TEHLİKELİ BİR ROL PAYLAŞIMI SÖZ KONUSU: 18 Ekim Pazartesi akşamı ABD Ankara Büyükelçiliğinden seviyesiz bir açıklama yapılmış, 9 devlet büyükelçisi de buna iştirak ederek, Türkiye'ye hukuksuz bir çağrıda bulunmuşlardır. Türkiye'nin iç hukuk düzeni ve egemen eşitliği 10 büyükelçi tarafından hedef alınmıştır. Yürüyen bir yargısal sürece teşebbüs etmek gibi bir skandala imza atmakla kalmamış, görevlerinin ölçülerini de aşmışlardır. Aynı talebi Kılıçdaroğlu da seslendirmiş, İP Başkanı da yeşil ışık yakmıştır. Zalim bir üst akıl hem büyükelçileri hem de zillet ittifakını harekete geçirmiş, ağız birliği halinde konuşmalarını dayatmıştır. Tehlikeli bir rol paylaşımı söz konusudur.
TÜRKİYE HUSUMETİNİN MAYASI KARILDI: İç ve dış işgal cephesinin makyajı dökülmüştür. Kavala paydasında Türkiye husumetinin mayası karılmıştır. Kavala, Soros'un kuryesi, Gezi Parkı'nın finansörü, 15 Temmuz'da casusların irtibat ağı içinde yer alan şüpheli bir kişidir.
ANAYASA MAHKEMESİ KAPATILSIN: Soros uşağı olan Kavala 4 Ağustos 2015'te PKK'yı rasyonel politikalar yürüten bir örgüt olarak değerlendirecek kadar gözünü karartmıştır. Anadolu Kültür ile zehir saçmıştır.

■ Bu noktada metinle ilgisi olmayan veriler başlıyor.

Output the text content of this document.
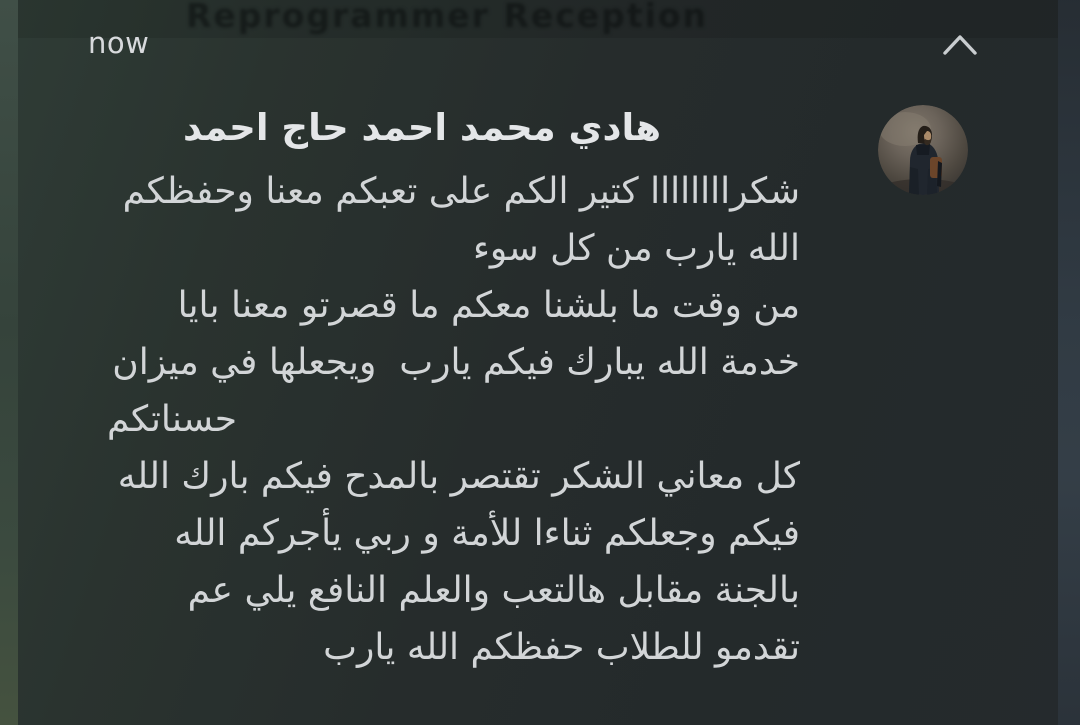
Reprogrammer Reception
now
هادي محمد احمد حاج احمد
شكراااااااا كتير الكم على تعبكم معنا وحفظكم
الله يارب من كل سوء
من وقت ما بلشنا معكم ما قصرتو معنا بايا
خدمة الله يبارك فيكم يارب  ويجعلها في ميزان
حسناتكم
كل معاني الشكر تقتصر بالمدح فيكم بارك الله
فيكم وجعلكم ثناءا للأمة و ربي يأجركم الله
بالجنة مقابل هالتعب والعلم النافع يلي عم
تقدمو للطلاب حفظكم الله يارب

Anayasa Mahkemesi 22 Mayıs 2019'da Zühtü Arslan'ın da bulunduğu 5 üyenin karşı oyuyla 'kişi hürriyetinin ihlal edilmediğine' karar vermiştir. AYM öyle bir hale gelmiştir ki nerede bir hain, nerede bir çapulcu varsa onlarla yan yanadır. Terörist Demirtaş'ın yanında duran bu mahkemedir. Osman Baydemir ile hak ihlali kararı veren 30 bin lira tazminat ödenmesine hükmeden bu mahkemedir. Hem canımızı hem paramızı alıyorlar. Şehitlerimizin kana bulanmış haklarını AYM'nin asla umursamayacağını herkes görmeli. Hainin, katilin, teröristin hak ihlaline maruz kaldığını iddia eden mahkemenin, şehitlerimize, gazilerimize, polislerimize, yetimlerimize söyleyecek tek bir sözü olamaz. Dağda hak aradıklarını söyleyen caniler AYM'nin kapısından girmişlerdir. AYM kapanmasın da terörle mücadeleye sünger mi çekilsin? Demirtaş, Kavala, Baydemir davalarında hak ihlali var diyen hakimler bunu külahıma anlatsınlar. Dahası Mehmetçiklere söylesinler. FETÖ'cülerle, bölücülerle ilgili süren mahkemeler kısa süre içinde sonuçlandırılmalıdır. Dokunulmazlık tezkereleri süratle görüşülmelidir. Terör örgütüne destek verenlerle ilgili karar alınmalı, süratle sonuçlandırılmalıdır.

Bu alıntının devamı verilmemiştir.